If it is universally acknowledged that performance drops at old age, how on earth could a man muster the courage to say those to take over their leadership mantle are not yet there? It is a foolish reechoing of Ghanaian author Ayi Kwei Amah’s idea that “the beautyful ones are not yet born”, isn’t it? Were these old people magicians in their 20s and 30s to have manned their respective offices with adroitness? In a world that is fast evolving, don’t they think the young people of nowadays are even better equipped to propel our country to emergence (not necessarily by 2035) than they were in the past and are now?

There is no question that they are motivated to still hang around by greed and avarice, and the fear of the unknown. They are everything but the true patriots they claim to be. If they had their way, they would privatise Cameroon and die with it so that their survivors should be left with nothing to write home about.

Shame on them! They can be fooling some of us now, but they cannot fool all of us all the time. It behoves them to peruse the poem partially quoted above, in its entirety, some of whose lines read:

If you insistently tell us you are not tired

I bet you, you will invite the people’s ire

For decades, we’ve held you in reverence

We’ve watched you for long with patience

Leave the stage when the applause is loudest

Don’t be the bird that crumbles with his nest

Count yourself lucky for being counselled

Others in their sleep have been pumelled

There is a popular African adage which goes thus: “When the cow eats, the calf watches its mouth.” It is therefore not surprising that some other Cameroonians who hold influential positions in public offices are faithfully copying the folly of these men of the third age. They do so by asking some of their colleagues who are due retirement to stay on despite the existence of more energetic, enthusiastic and talented young professionals in the structures in question.

Isn’t this is a glaring case of divide and rule? Why should some people go on retirement at 55 and others of the same profession, many of whom are perfect examples of where practice does not make perfect, don’t?

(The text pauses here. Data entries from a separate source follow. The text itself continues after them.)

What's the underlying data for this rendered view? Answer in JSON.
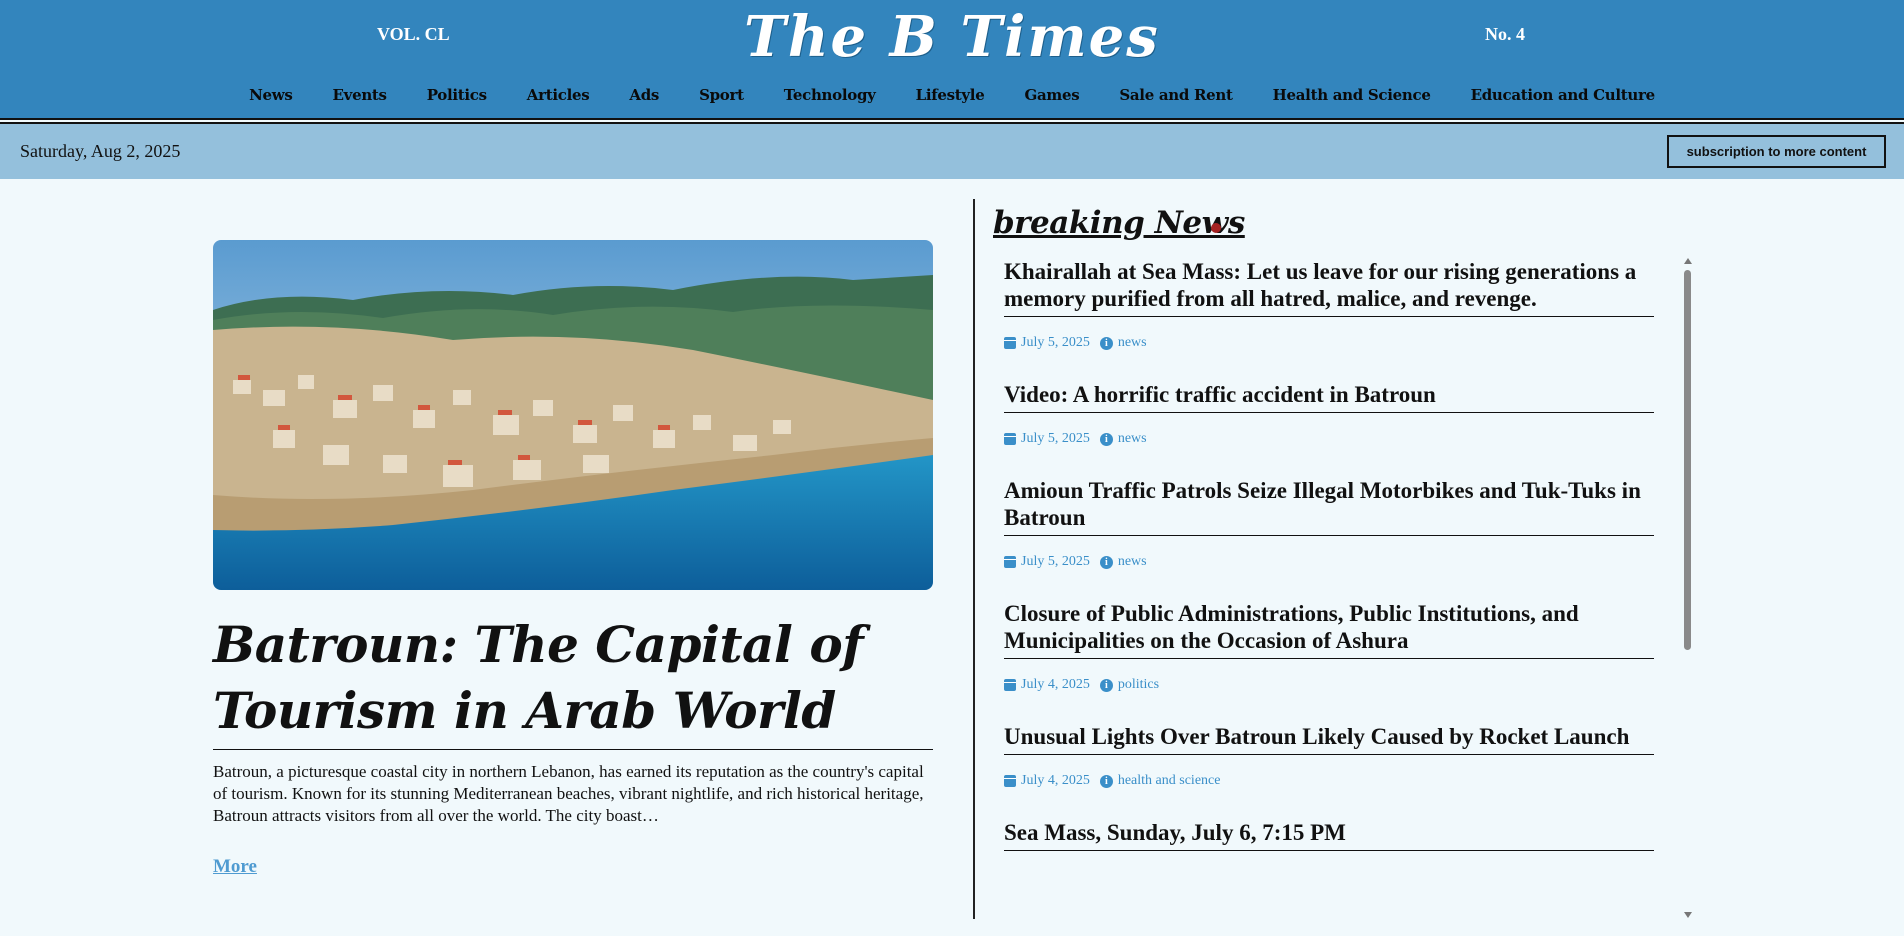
{
  "header": {
    "volume": "VOL. CL",
    "issue": "No. 4",
    "masthead": "The B  Times",
    "nav": [
      "News",
      "Events",
      "Politics",
      "Articles",
      "Ads",
      "Sport",
      "Technology",
      "Lifestyle",
      "Games",
      "Sale and Rent",
      "Health and Science",
      "Education and Culture"
    ]
  },
  "datebar": {
    "date": "Saturday, Aug 2, 2025",
    "subscribe_label": "subscription to more content"
  },
  "main_article": {
    "headline": "Batroun: The Capital of Tourism in Arab World",
    "summary": "Batroun, a picturesque coastal city in northern Lebanon, has earned its reputation as the country's capital of tourism. Known for its stunning Mediterranean beaches, vibrant nightlife, and rich historical heritage, Batroun attracts visitors from all over the world. The city boast…",
    "more_label": "More"
  },
  "breaking_news": {
    "title": "breaking News",
    "items": [
      {
        "headline": "Khairallah at Sea Mass: Let us leave for our rising generations a memory purified from all hatred, malice, and revenge.",
        "date": "July 5, 2025",
        "category": "news"
      },
      {
        "headline": "Video: A horrific traffic accident in Batroun",
        "date": "July 5, 2025",
        "category": "news"
      },
      {
        "headline": "Amioun Traffic Patrols Seize Illegal Motorbikes and Tuk-Tuks in Batroun",
        "date": "July 5, 2025",
        "category": "news"
      },
      {
        "headline": "Closure of Public Administrations, Public Institutions, and Municipalities on the Occasion of Ashura",
        "date": "July 4, 2025",
        "category": "politics"
      },
      {
        "headline": "Unusual Lights Over Batroun Likely Caused by Rocket Launch",
        "date": "July 4, 2025",
        "category": "health and science"
      },
      {
        "headline": "Sea Mass, Sunday, July 6, 7:15 PM",
        "date": "",
        "category": ""
      }
    ]
  },
  "colors": {
    "header_bg": "#3385bd",
    "datebar_bg": "#94c0dc",
    "page_bg": "#f1f9fc",
    "link": "#4f9bd1",
    "live_dot": "#a52222"
  }
}
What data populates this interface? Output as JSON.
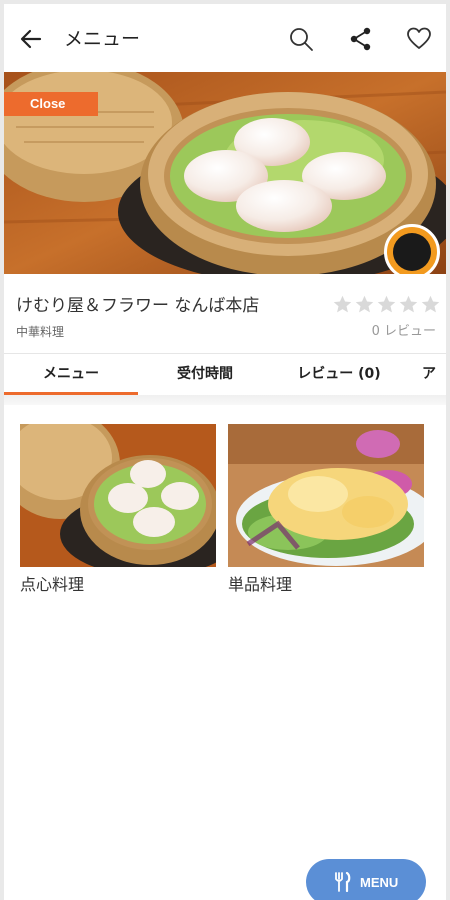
{
  "header": {
    "title": "メニュー",
    "icons": [
      "back-arrow-icon",
      "search-icon",
      "share-icon",
      "heart-icon"
    ]
  },
  "hero": {
    "status_tag": "Close",
    "image": "steamed shrimp dumplings in a bamboo steamer"
  },
  "shop": {
    "name": "けむり屋＆フラワー なんば本店",
    "category": "中華料理",
    "rating_stars": 0,
    "rating_max": 5,
    "review_count_label": "0 レビュー"
  },
  "tabs": [
    {
      "label": "メニュー",
      "active": true
    },
    {
      "label": "受付時間",
      "active": false
    },
    {
      "label": "レビュー (0)",
      "active": false
    },
    {
      "label": "ア",
      "active": false
    }
  ],
  "menu_categories": [
    {
      "label": "点心料理",
      "image": "dim sum in bamboo steamer"
    },
    {
      "label": "単品料理",
      "image": "mayonnaise shrimp with lettuce"
    }
  ],
  "fab": {
    "label": "MENU",
    "icon": "fork-knife-icon"
  },
  "colors": {
    "accent": "#ed6b2d",
    "fab": "#5b8fd6",
    "star_empty": "#d9d9d9"
  }
}
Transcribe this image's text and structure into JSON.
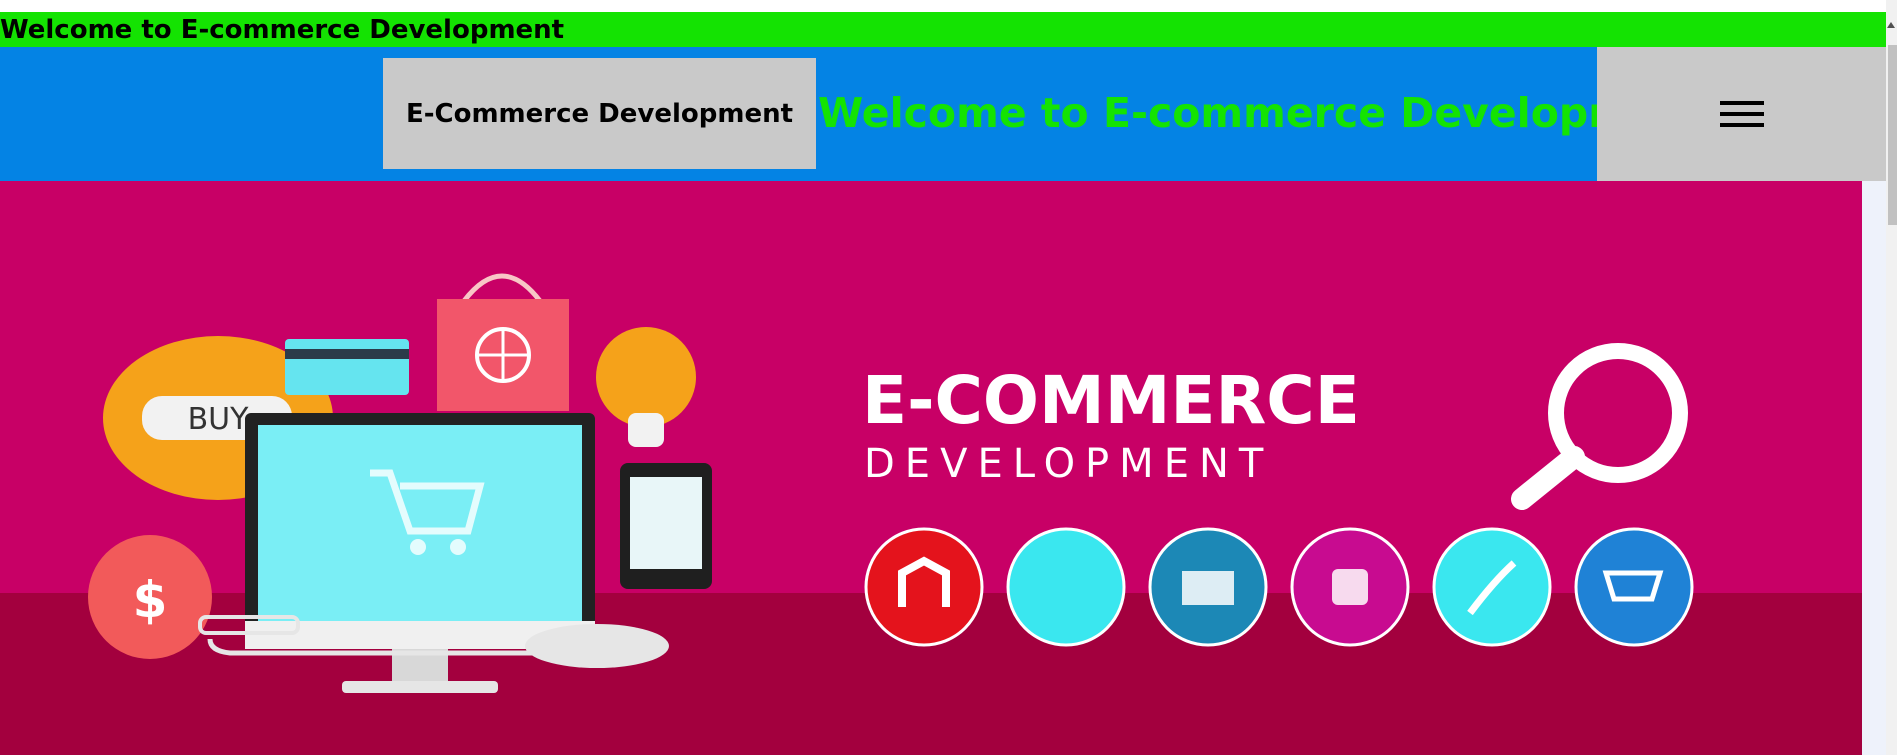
{
  "marquee": {
    "text": "Welcome to E-commerce Development"
  },
  "header": {
    "brand_label": "E-Commerce Development",
    "welcome_heading": "Welcome to E-commerce Development",
    "menu_icon": "hamburger-menu-icon",
    "colors": {
      "background": "#0483e4",
      "button_bg": "#c9c9c9",
      "heading": "#14e302"
    }
  },
  "hero": {
    "alt": "E-Commerce Development banner",
    "title_line1": "E-COMMERCE",
    "title_line2": "DEVELOPMENT",
    "buy_label": "BUY",
    "dollar_label": "$",
    "platform_icons": [
      "magento-icon",
      "cart-dots-icon",
      "screen-cart-icon",
      "bag-icon",
      "swift-icon",
      "shopping-cart-icon"
    ],
    "colors": {
      "background": "#c80066",
      "floor": "#a3003e"
    }
  },
  "colors": {
    "marquee_bg": "#14e302"
  }
}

This commentary is not meant to run down our older compatriots whose efforts in the advancement of Cameroon cannot be underestimated. It is rather a plea for them to think rightly and do what is expected of them, still in a bid to move our country forward. At a time when they should be having a well-deserved rest, it is in their best interest to step aside and serve more as consultants, for they may now have the brain but not the brawn to be optimally productive.